6. Gang activity in Washington State increasing
The City of Spokane has around 200 known, active gangs, according to the Kingdom Fellowship Church Alliance. The organization is composed of about 20 churches in the Spokane area. A different report from the Office of National Drug Control Policy estimated that Washington has approximately 300 active street gangs and 15,000 active gang members. Overwhelmingly, in cities struggling with gang activity, community leaders say additional money and resources are needed to suppress gang crime and support prevention efforts.
The Joint Summit on Gang Prevention and Intervention will take place today at the Greater Tacoma Convention Center. The event, hosted by the Office of Jay Inslee, the Office of the Attorney General, and several other state associations, will bring together national and state experts, government officials, law enforcement, and community members to discuss Washington’s rising gang problem.
7. Herrera Beutler heralded by group close to Sen. Cruz
I missed this from the summer, but Congresswoman Herrera Beutler was named one of the #Future40 by Maverick PAC. Maverick PAC says its purpose is to find the next generation of conservative political leaders, and put some money behind them. In 2016, they raised $150k through the PAC. Jinyoung Englund was a 2015 honoree as well.

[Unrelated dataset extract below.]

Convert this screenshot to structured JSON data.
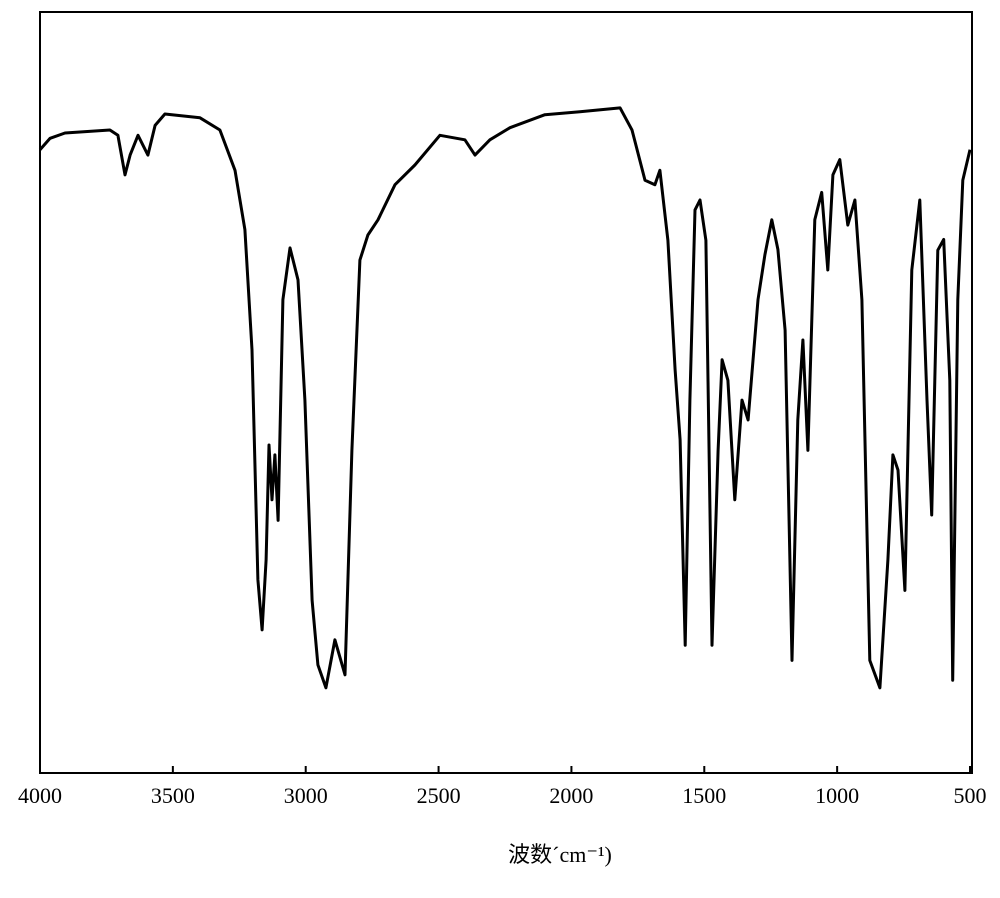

From the site: “Maverick PAC was founded by a group of young bundlers in Texas in 2004. Our founders, including United States Sen. Ted Cruz, expanded across the state and recruited the top young professionals in each industry. Maverick PAC went national when George P. Bush became Chairman in 2009 and until his election as Texas Land Commissioner. The organization has grown to 35 chapters across the country.”
If you’re in Congress and want to have the option of moving up, building a national fundraising network is a good strategy that can leverage the position in DC. I’m not saying Rep. Beutler is looking to move up, but creating the platform to be able to do so would give her options in the future.
8. ICYMI: Best (oddest?) candidate statement of 2018
“Frankly, I’m not really sure I want this job. The pay is crummy, it takes time away from my family, and it’s pretty thankless a lot of the time.”
This is from the Voters’ Guide statement from candidate Russ Hanscom, running for Kent City Council. It wins this year’s award for oddest statement. It’s an odd effort at voter persuasion, but this is an odd time in politics. We’ll see if his strategy works on Tuesday.